The Perl Toolchain Summit needs more sponsors. If your company depends on Perl, please support this very important event.

NAME

mod_perl internals: Apache 2.0 Integration

Description

This document should help to understand the initialization, request processing and shutdown process of the mod_perl module. This knowledge is essential for a less-painful debugging experience. It should also help to know where a new code should be added when a new feature is added.

Internals of mod_perl-specific features are discussed in mod_perl internals: mod_perl-specific functionality flow.

Make sure to read also: Debugging mod_perl C Internals.

Startup

Apache starts itself and immediately restart itself. The following sections discuss what happens to mod_perl during this period.

mod_perl.c includes a special data structure:

  module AP_MODULE_DECLARE_DATA perl_module = {
      STANDARD20_MODULE_STUFF, 
      modperl_config_dir_create, /* dir config creater */
      modperl_config_dir_merge,  /* dir merger --- default is to override */
      modperl_config_srv_create, /* server config */
      modperl_config_srv_merge,  /* merge server config */
      modperl_cmds,              /* table of config file commands       */
      modperl_register_hooks,    /* register hooks */
  };

Apache uses this structure to hook mod_perl in, and it specifies six custom callbacks which Apache will call at various stages that will be explained later.

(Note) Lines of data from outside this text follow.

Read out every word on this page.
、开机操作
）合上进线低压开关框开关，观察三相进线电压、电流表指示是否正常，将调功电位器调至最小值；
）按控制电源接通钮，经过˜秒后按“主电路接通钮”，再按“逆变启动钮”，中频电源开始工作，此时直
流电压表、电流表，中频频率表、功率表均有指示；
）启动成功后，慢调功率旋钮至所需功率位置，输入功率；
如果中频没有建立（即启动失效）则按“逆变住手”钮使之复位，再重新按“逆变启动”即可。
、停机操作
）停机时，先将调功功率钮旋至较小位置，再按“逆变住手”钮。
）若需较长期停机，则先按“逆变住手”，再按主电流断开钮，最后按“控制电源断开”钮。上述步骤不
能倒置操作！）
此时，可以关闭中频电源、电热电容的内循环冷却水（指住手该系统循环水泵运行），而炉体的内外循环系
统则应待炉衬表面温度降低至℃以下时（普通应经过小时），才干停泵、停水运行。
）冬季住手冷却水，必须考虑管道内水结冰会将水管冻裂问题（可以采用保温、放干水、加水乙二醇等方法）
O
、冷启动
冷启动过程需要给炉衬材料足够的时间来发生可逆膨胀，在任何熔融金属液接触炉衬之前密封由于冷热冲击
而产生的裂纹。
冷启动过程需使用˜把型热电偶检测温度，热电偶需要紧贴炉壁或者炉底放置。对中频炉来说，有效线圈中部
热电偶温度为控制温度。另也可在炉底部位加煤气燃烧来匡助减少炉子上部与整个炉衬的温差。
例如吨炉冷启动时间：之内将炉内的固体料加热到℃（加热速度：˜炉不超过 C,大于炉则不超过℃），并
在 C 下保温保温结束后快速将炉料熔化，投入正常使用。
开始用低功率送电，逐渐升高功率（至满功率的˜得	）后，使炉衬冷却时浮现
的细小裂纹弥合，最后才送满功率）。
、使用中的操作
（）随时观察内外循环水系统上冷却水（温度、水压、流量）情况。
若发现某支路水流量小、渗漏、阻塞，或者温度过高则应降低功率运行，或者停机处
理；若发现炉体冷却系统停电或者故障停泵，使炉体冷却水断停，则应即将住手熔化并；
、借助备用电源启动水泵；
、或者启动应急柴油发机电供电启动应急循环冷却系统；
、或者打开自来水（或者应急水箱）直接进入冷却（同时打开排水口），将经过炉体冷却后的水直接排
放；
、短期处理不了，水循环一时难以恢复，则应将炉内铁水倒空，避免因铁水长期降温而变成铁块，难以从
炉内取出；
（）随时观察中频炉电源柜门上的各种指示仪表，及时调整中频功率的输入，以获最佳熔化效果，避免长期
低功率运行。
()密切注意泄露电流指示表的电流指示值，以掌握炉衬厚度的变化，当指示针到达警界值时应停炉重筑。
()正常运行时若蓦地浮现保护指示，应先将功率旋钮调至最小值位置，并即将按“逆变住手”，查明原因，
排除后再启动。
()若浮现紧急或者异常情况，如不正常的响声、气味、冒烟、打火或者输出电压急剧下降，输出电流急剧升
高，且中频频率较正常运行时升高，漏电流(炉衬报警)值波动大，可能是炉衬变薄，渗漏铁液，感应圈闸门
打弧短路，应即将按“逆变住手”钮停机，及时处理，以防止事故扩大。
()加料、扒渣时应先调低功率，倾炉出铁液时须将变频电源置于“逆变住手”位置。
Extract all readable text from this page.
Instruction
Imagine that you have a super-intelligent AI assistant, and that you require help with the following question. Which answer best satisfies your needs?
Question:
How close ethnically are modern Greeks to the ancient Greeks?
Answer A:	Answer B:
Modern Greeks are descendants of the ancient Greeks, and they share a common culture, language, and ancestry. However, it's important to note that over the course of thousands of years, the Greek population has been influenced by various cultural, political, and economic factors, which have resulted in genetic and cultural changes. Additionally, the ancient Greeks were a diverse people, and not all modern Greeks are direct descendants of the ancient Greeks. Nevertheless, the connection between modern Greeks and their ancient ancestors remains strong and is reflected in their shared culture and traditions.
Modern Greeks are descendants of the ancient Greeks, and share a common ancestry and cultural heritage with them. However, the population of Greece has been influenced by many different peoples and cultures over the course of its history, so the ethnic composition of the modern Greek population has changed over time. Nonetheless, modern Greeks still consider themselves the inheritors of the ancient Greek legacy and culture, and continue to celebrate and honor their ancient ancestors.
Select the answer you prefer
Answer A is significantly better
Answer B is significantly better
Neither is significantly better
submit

STANDARD20_MODULE_STUFF is a standard macro defined in httpd-2.0/include/http_config.h. Currently its main use is for attaching Apache version magic numbers, so the previously compiled module won't be attempted to be used with newer Apache versions, whose API may have changed.

modperl_cmds is a struct, that defines the mod_perl configuration directives and the callbacks to be invoked for each of these.

Configuration Tree Building

At the ap_read_config stage the configuration file is parsed and stored in a parsed configuration tree is created. Some sections are stored unmodified in the parsed configuration tree to be processed after the pre_config hooks were run. Other sections are processed right away (e.g., the Include directive includes extra configuration and has to include it as soon as it was seen) and they may or may not add a subtree to the configuration tree.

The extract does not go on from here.